In the wild real-estate economy of three years ago, it often made sense to buy, let it appreciate and sell. Obviously, that often doesn't work anymore. So homeowners have returned to a more traditional approach in which they stay put and fix up home sweet home, knowing their investments will add value if they decide to sell.
While construction of new homes and subdivisions is down, applications for building permits are gradually going up, says Ashland Planning Director Bill Molnar. In fiscal year 2007-08, the city granted 105 residential addition permits. The year before it was 97 and the year before that, 94.
"We're seeing considerable activity with smaller residential construction and remodeling," says Molnar. "People seem to be considering investing in what they currently have instead of a bigger undertaking."

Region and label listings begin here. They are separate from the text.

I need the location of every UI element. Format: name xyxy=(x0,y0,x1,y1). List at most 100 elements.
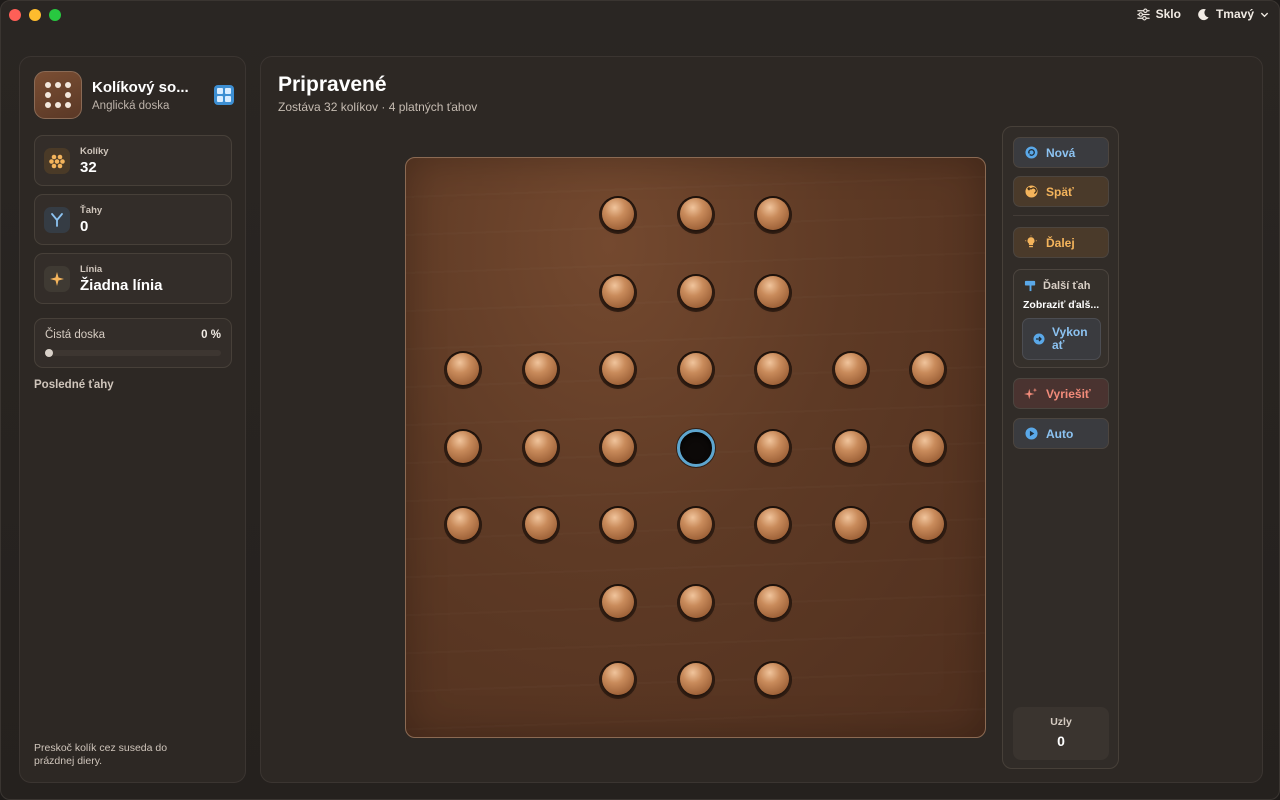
divider xyxy=(1013,215,1109,216)
next-hint-label: Ďalej xyxy=(1046,235,1075,250)
board-peg[interactable] xyxy=(676,506,715,544)
board-peg[interactable] xyxy=(599,661,637,699)
clean-board-card: Čistá doska 0 % xyxy=(34,318,232,368)
board-peg[interactable] xyxy=(831,428,870,467)
peg-ball xyxy=(524,508,557,540)
sidebar: Kolíkový so... Anglická doska Kolíky 32 xyxy=(19,56,246,783)
sliders-icon xyxy=(1136,8,1150,20)
board-peg[interactable] xyxy=(444,351,482,389)
board-peg[interactable] xyxy=(754,583,792,622)
new-game-button[interactable]: Nová xyxy=(1013,137,1109,168)
board-peg[interactable] xyxy=(521,351,560,389)
signpost-icon xyxy=(1024,280,1036,292)
board-peg[interactable] xyxy=(676,583,715,622)
peg-ball xyxy=(757,508,789,540)
board-peg[interactable] xyxy=(754,196,792,234)
board-peg[interactable] xyxy=(754,661,792,699)
board-peg[interactable] xyxy=(754,506,792,544)
line-stat-card: Línia Žiadna línia xyxy=(34,253,232,304)
peg-ball xyxy=(834,430,867,463)
board-peg[interactable] xyxy=(676,351,715,389)
peg-ball xyxy=(602,508,634,540)
board-empty-hole[interactable] xyxy=(676,428,715,467)
board-peg[interactable] xyxy=(599,273,637,312)
lightbulb-icon xyxy=(1024,235,1038,250)
clean-board-progress-bar xyxy=(45,349,221,357)
board-peg[interactable] xyxy=(599,196,637,234)
moon-icon xyxy=(1198,8,1209,20)
peg-ball xyxy=(524,430,557,463)
undo-button[interactable]: Späť xyxy=(1013,176,1109,207)
app-logo-icon xyxy=(34,71,82,119)
refresh-icon xyxy=(1024,146,1038,160)
line-label: Línia xyxy=(80,263,103,275)
board-peg[interactable] xyxy=(909,506,947,544)
clean-board-value: 0 % xyxy=(201,329,221,341)
board-peg[interactable] xyxy=(599,428,637,467)
game-board xyxy=(405,157,986,738)
main-panel: Pripravené Zostáva 32 kolíkov · 4 platný… xyxy=(260,56,1263,783)
next-move-title: Ďalší ťah xyxy=(1043,279,1091,292)
auto-play-button[interactable]: Auto xyxy=(1013,418,1109,449)
undo-label: Späť xyxy=(1046,184,1074,199)
peg-ball xyxy=(757,663,789,695)
maximize-window-button[interactable] xyxy=(49,9,61,21)
board-select-button[interactable] xyxy=(214,85,234,105)
moves-value: 0 xyxy=(80,217,89,235)
board-peg[interactable] xyxy=(831,351,870,389)
pegs-value: 32 xyxy=(80,158,97,176)
peg-ball xyxy=(602,585,634,618)
branch-icon xyxy=(44,206,70,233)
page-title: Pripravené xyxy=(278,73,387,96)
board-peg[interactable] xyxy=(754,273,792,312)
board-peg[interactable] xyxy=(754,351,792,389)
board-peg[interactable] xyxy=(444,428,482,467)
app-header: Kolíkový so... Anglická doska xyxy=(34,71,234,119)
pegs-label: Kolíky xyxy=(80,145,109,157)
sparkles-icon xyxy=(1024,387,1038,401)
board-peg[interactable] xyxy=(521,428,560,467)
peg-ball xyxy=(834,353,867,385)
window-controls xyxy=(9,9,61,21)
board-peg[interactable] xyxy=(676,196,715,234)
line-value: Žiadna línia xyxy=(80,276,163,294)
board-peg[interactable] xyxy=(909,428,947,467)
execute-move-button[interactable]: Vykonať xyxy=(1022,318,1101,360)
board-peg[interactable] xyxy=(754,428,792,467)
board-peg[interactable] xyxy=(599,506,637,544)
board-peg[interactable] xyxy=(676,273,715,312)
close-window-button[interactable] xyxy=(9,9,21,21)
minimize-window-button[interactable] xyxy=(29,9,41,21)
peg-ball xyxy=(757,275,789,308)
peg-ball xyxy=(679,275,712,308)
glass-label: Sklo xyxy=(1155,7,1181,21)
peg-ball xyxy=(912,353,944,385)
next-hint-button[interactable]: Ďalej xyxy=(1013,227,1109,258)
board-peg[interactable] xyxy=(909,351,947,389)
moves-label: Ťahy xyxy=(80,204,103,216)
rule-hint: Preskoč kolík cez suseda do prázdnej die… xyxy=(34,742,168,767)
board-peg[interactable] xyxy=(521,506,560,544)
peg-ball xyxy=(757,585,789,618)
auto-play-label: Auto xyxy=(1046,426,1074,441)
peg-ball xyxy=(602,275,634,308)
peg-ball xyxy=(602,198,634,230)
board-peg[interactable] xyxy=(444,506,482,544)
solve-label: Vyriešiť xyxy=(1046,386,1091,401)
recent-moves-heading: Posledné ťahy xyxy=(34,379,114,391)
peg-ball xyxy=(602,353,634,385)
nodes-counter: Uzly 0 xyxy=(1013,707,1109,760)
peg-ball xyxy=(757,430,789,463)
board-peg[interactable] xyxy=(599,351,637,389)
board-peg[interactable] xyxy=(676,661,715,699)
pegs-stat-card: Kolíky 32 xyxy=(34,135,232,186)
board-peg[interactable] xyxy=(599,583,637,622)
peg-ball xyxy=(602,663,634,695)
pegs-icon xyxy=(44,147,70,174)
next-move-card: Ďalší ťah Zobraziť ďalš... Vykonať xyxy=(1013,269,1109,368)
theme-dropdown[interactable]: Tmavý xyxy=(1197,7,1269,21)
glass-toggle-button[interactable]: Sklo xyxy=(1136,7,1181,21)
peg-ball xyxy=(679,508,712,540)
board-peg[interactable] xyxy=(831,506,870,544)
solve-button[interactable]: Vyriešiť xyxy=(1013,378,1109,409)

The city receives less revenue because permits are for lower value projects, but city employees still have to put as much work into remodels as they did in new construction because of changes between old and new building codes, says Molnar.
Contractors are also seeing a trend toward remodeling.
"People are deciding to stay where they are and upgrade homes to what they like, with some doing additions," says Al Harris, a Medford remodeler. Most of his jobs are in the $10,000 to $50,000 range, he says.
Medford contractor Diana Glover of Estate Renovations says she sees a lot of people updating kitchens, master baths and master bedrooms — with lots of bathrooms getting "spa'd out," with luxury showers and baths, multiple shower heads and tile floors.
"We're seeing a lot of people staying where they are and upgrading instead of selling. It doesn't have value anymore — to get all your money in five years and sell," says Glover.
She said that after a slow spring "it's starting to get a little noisier," with numerous remodels of over $125,000 and plenty of homeowners ripping out old carpet and laying down tile or wood floors. These are cleaner, more environmentally sound and add value to the house.
Some are adding exercise rooms, too, she says — a sign the economy is still ticking underneath the readjustment and that people still believe in the value of investing in their homes.
With the decline in demand, contractors have less work and are easier to find — at more competitive rates, say builders, so, if you have the money, now is a good time to spend it.